Introduction

Analysis of biofilm structure requires the acquisition of three-dimensional (3-D) data. Transmission electron microscopy (TEM) and scanning electron microscopy (SEM) have been used to assess the structure of biofilms (1,2). Although these techniques provide high-resolution images, they have limitations in sample penetration and require dehydration of the sample, which may result in disruptive shrinkage and loss of biofilm matrix (3,4). Fluorescence in situ hybridization (FISH) presents the latter disadvantage, but it is a good technique to identify microorganisms in biofilms due to the use of specific fluorescently labeled nucleic acid probes (5,6). To achieve this, FISH requires multicolor fluorescence microscopy, which is usually performed by confocal laser-scanning microscopy (CLSM). CLSM is the most often used technique to acquire 3-D fluorescence microscopy data, since it permits in situ nondestructive study of hydrated living biofilms (7,8,9). It also allows the study of the physical structure of biofilms, the monitoring of biofilm development, and the assessment of biofilm response to the environment (10). The images obtained from CLSM are almost free of out-of-focus sections, because only a small fraction of the out-of-focus fluorescence emission can pass through the pinhole aperture. However, this also prevents the acquisition of a large part of the fluorescence emitted by the sample, reducing detection sensitivity and requiring illumination of the sample with high light intensity that may cause bleaching of fluorescent dyes. Furthermore, confocal laser-scanning microscopes able to detect different fluorochromes can be expensive and are not available in many research centers.

The aim of the present work is to find a way of assessing the 3-D structure of a biofilm using an optical microscope with bright-field transmitted and fluorescent light. With a common optical microscope, it is almost impossible to capture stacks of images at defined distances to be used in the construction of 3-D images needed to characterize a biofilm. However, when a biofilm is observed using an optical microscope under bright-field transmitted light, it is possible to observe that the presence of cells in the x-y plane decreases proportionally the amount of light that passes the sample in the perpendicular z-axis. The same principle is used in optical density determinations in spectrophotometers to calculate the amount of biomass in samples. To be able to determine the biofilm thickness, a relation between the amount of light observed in the two-dimensional (2-D) images and the number of cells in the vertical plane was needed. To determine the number of cells stacked in the z-axis responsible for a given pixel intensity in the x-y image, the biofilms were frozen with liquid nitrogen, and the stained cells were observed under fluorescent light.
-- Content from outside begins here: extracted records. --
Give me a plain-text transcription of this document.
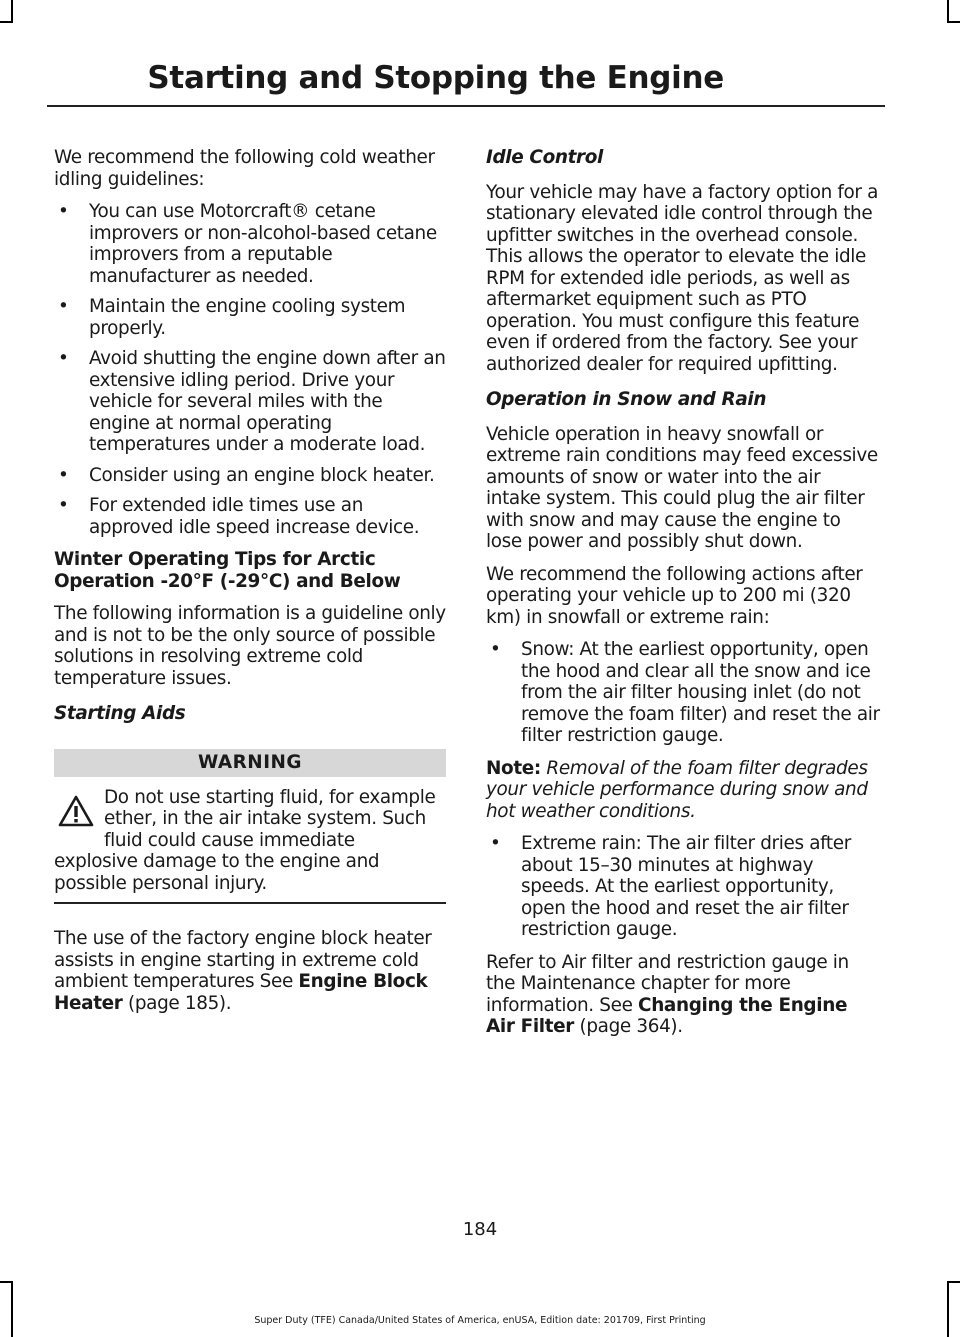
Starting and Stopping the Engine

We recommend the following cold weather idling guidelines:

• You can use Motorcraft® cetane improvers or non-alcohol-based cetane improvers from a reputable manufacturer as needed.
• Maintain the engine cooling system properly.
• Avoid shutting the engine down after an extensive idling period. Drive your vehicle for several miles with the engine at normal operating temperatures under a moderate load.
• Consider using an engine block heater.
• For extended idle times use an approved idle speed increase device.
Winter Operating Tips for Arctic
Operation -20°F (-29°C) and Below

The following information is a guideline only and is not to be the only source of possible solutions in resolving extreme cold temperature issues.

Starting Aids
WARNING
Do not use starting fluid, for example
ether, in the air intake system. Such
fluid could cause immediate
explosive damage to the engine and possible personal injury.

The use of the factory engine block heater assists in engine starting in extreme cold ambient temperatures See Engine Block Heater (page 185).

Idle Control

Your vehicle may have a factory option for a stationary elevated idle control through the upfitter switches in the overhead console. This allows the operator to elevate the idle RPM for extended idle periods, as well as aftermarket equipment such as PTO operation. You must configure this feature even if ordered from the factory. See your authorized dealer for required upfitting.

Operation in Snow and Rain

Vehicle operation in heavy snowfall or extreme rain conditions may feed excessive amounts of snow or water into the air intake system. This could plug the air filter with snow and may cause the engine to lose power and possibly shut down.

We recommend the following actions after operating your vehicle up to 200 mi (320 km) in snowfall or extreme rain:

• Snow: At the earliest opportunity, open the hood and clear all the snow and ice from the air filter housing inlet (do not remove the foam filter) and reset the air filter restriction gauge.

Note: Removal of the foam filter degrades your vehicle performance during snow and hot weather conditions.

• Extreme rain: The air filter dries after about 15–30 minutes at highway speeds. At the earliest opportunity, open the hood and reset the air filter restriction gauge.

Refer to Air filter and restriction gauge in the Maintenance chapter for more information. See Changing the Engine Air Filter (page 364).

184
Super Duty (TFE) Canada/United States of America, enUSA, Edition date: 201709, First Printing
The method was validated and applied in the study of the influence of solvents on biofilm formation in the wake of our studies on solvent toxicity in organic-aqueous systems (11).

Materials and Methods

Biofilm Formation

Rhodococcus erythropolis DCL14 cells were grown on 6-well plates (BD Falcon™ polystyrene tissue-culture plate; BD Biosciences, San Jose, CA, USA). Two hundred fifty microliters solvent were added to the 5-mL cell suspension. The solvents tested were the following: 99.8% ethanol and >99.5% toluene from Merck KGaA (Darmstadt, Germany), 99% pentane from Fluka Chemie GmbH (Seelze, Germany), >99% n-hexane and >99.5% iso-octane from Honeywell Riedel-de Haën (Seelze, Germany), 95% n-heptane from Lab-Scan (Hasselt, Belgium), >99% n-octane from Merck-Schuchardt (Hohenbrunn, Germany), 99% n-nonane from Acros (Geel, Belgium), and >99% n-dodecane and 99% n-hexadecane from Sigma-Aldrich Chemie GmbH (Buchs, Switzerland). The assays were done in triplicate. The biofilms formed were observed after 48 h. Cell hydrophobicity was measured as described by de Carvalho and da Fonseca (12).

Biofilm Observation

Method calibration

Each well of the 6-well plates containing the biofilms was observed under bright-field transmitted light with a 20× lens (N.A., 0.4), and images were taken on the intersection point of a grid with lines 1 mm apart. After staining the cells with a LIVE/DEAD® BacLight™ Bacterial Viability kit (Molecular Probes®; Invitrogen, Carlsbad, CA, USA), the content of the well was frozen with liquid nitrogen and sliced into 1-mm-thick slabs. Each slice, placed on a glass slide, was observed over a glass Petri dish (containing ice to keep the samples frozen) under fluorescent light with a 100× lens (N.A., 1.3). Images showing the number of stacked cells were taken 1 mm apart from each other. The microscope used was an Olympus CX40 with an Olympus U-RFL-T burner and an U-MWB mirror cube unit (excitation filter, BP450–480; barrier filter, BA515; Olympus, Center Valley, PA, USA). Images were captured by a Cohu RGB camera (Cohu, San Diego, CA, USA). The acquisition software was Matrox Inspector 2.1 (Matrox Imaging, Dorval, QC, Canada).